Efforts to implement sweeping bans on DTC drug advertising date back to the 1970s but have repeatedly been blocked by legal challenges, as US courts have upheld such advertising as protected speech under the First Amendment.
More incremental regulatory changes, however, have proven more feasible. For instance, last year the FDA updated its rules for TV and radio ads, requiring that the “major statement” outlining a drug’s side effects be delivered in a manner that is “clear, conspicuous and neutral.”
Related: Top 10 New Prescription Drug TV Commercials in 2024
Momentum has been building against DTC advertising from multiple fronts, and lawmakers and government officials aren’t focused solely on banning DTC ads. In February, US Senators Dick Durbin and Chuck Grassley introduced the Drug-price Transparency for Consumers (DTC) Act of 2025 to disclose pricing in prescription drug advertising.
In April, another bill was introduced targeting the tax benefits drugmakers receive from advertising. Called the No Handouts for Drug Advertisements Act, the legislation seeks to eliminate tax deductions for expenses related to DTC advertising of both prescription and compounded medications.
Meanwhile, the American Medical Association (AMA) has repeatedly called for a ban on DTC advertising, citing its role in driving up healthcare costs and encouraging patients to seek unnecessary treatments.
There is a strong return on investment for DTC drug advertising, with some estimates ranging from 100% to as high as 500%, depending on the product. According to Intron, pharmaceutical companies would experience a decline in drug sales if a DTC ban were enacted, despite potential savings on marketing costs.
Companies like AbbVie, which heavily promotes Skyrizi and Rinvoq, would be among the most impacted, according to Intro. AbbVie was among the top advertisers in 2024, spending $2 billion on DTC ads mostly for its blockbuster anti-inflammatories.

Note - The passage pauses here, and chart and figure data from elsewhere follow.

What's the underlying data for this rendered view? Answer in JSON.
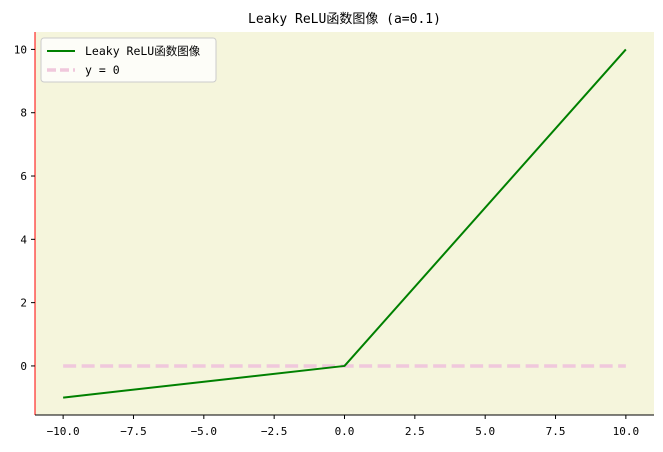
{
  "chart_data": {
    "type": "line",
    "title": "Leaky ReLU函数图像 (a=0.1)",
    "xlabel": "",
    "ylabel": "",
    "xlim": [
      -11,
      11
    ],
    "ylim": [
      -1.55,
      10.55
    ],
    "x_ticks": [
      -10.0,
      -7.5,
      -5.0,
      -2.5,
      0.0,
      2.5,
      5.0,
      7.5,
      10.0
    ],
    "x_tick_labels": [
      "−10.0",
      "−7.5",
      "−5.0",
      "−2.5",
      "0.0",
      "2.5",
      "5.0",
      "7.5",
      "10.0"
    ],
    "y_ticks": [
      0,
      2,
      4,
      6,
      8,
      10
    ],
    "y_tick_labels": [
      "0",
      "2",
      "4",
      "6",
      "8",
      "10"
    ],
    "grid": false,
    "legend": {
      "position": "top-left"
    },
    "background_color": "#f5f5dc",
    "left_spine_color": "#ff0000",
    "series": [
      {
        "name": "Leaky ReLU函数图像",
        "color": "#008000",
        "style": "solid",
        "x": [
          -10,
          0,
          10
        ],
        "y": [
          -1,
          0,
          10
        ]
      },
      {
        "name": "y = 0",
        "color": "#f0c8dc",
        "style": "dashed",
        "x": [
          -10,
          10
        ],
        "y": [
          0,
          0
        ]
      }
    ]
  }
}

The two drugs generated $5 billion in revenue in the first quarter of 2025.
Eli Lilly and Novo Nordisk have also been spending heavily on their GLP-1 diabetes and obesity treatments.

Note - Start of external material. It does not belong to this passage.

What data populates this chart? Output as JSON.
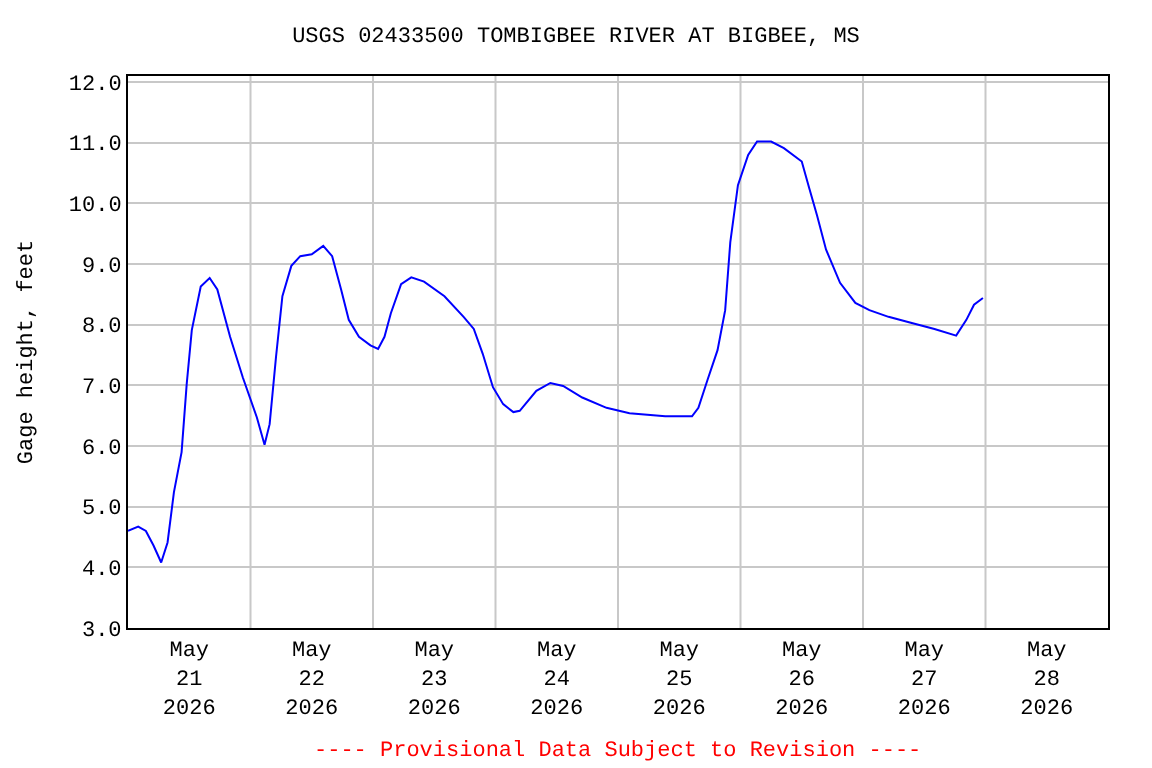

While the FDA currently oversees DTC drug advertising to ensure it is not false or misleading, critics argue that enforcement is too lenient and reactive. In recent years, the agency has begun exploring ways to strengthen oversight, especially as advertising expands into newer digital formats like TikTok and YouTube.
While a complete ban appears unlikely, RFK Jr.’s approach could force pharmaceutical companies to rethink their marketing strategies. This may result in a shift toward disease-awareness campaigns, healthcare provider-focused outreach and more discreet digital engagement tactics, such as partnerships with influencers and targeted content for specific patient populations.
Moreover, major pharmaceutical companies are increasingly turning to DTC platforms to boost sales. In 2024, Pfizer launched PfizerForAll, a platform offering treatments for common conditions such as migraines, COVID-19 and the flu.
Around the same time, Eli Lilly introduced LillyDirect, giving patients access to medications for diabetes, migraines and obesity. For Lilly, the platform provides a strategic channel to sell its GLP-1 drugs, Mounjaro and Zepbound, in lower-cost vial formats through telehealth, targeting patients who pay out of pocket.
Novo Nordisk followed suit in early 2025 with its own DTC platform, NovoCare, offering similar access to its GLP-1 therapies in more affordable vial presentations. The company also partnered with telehealth provider Hims & Hers this year to offer its GLP-1 weight loss treatment Wegovy at a discounted price.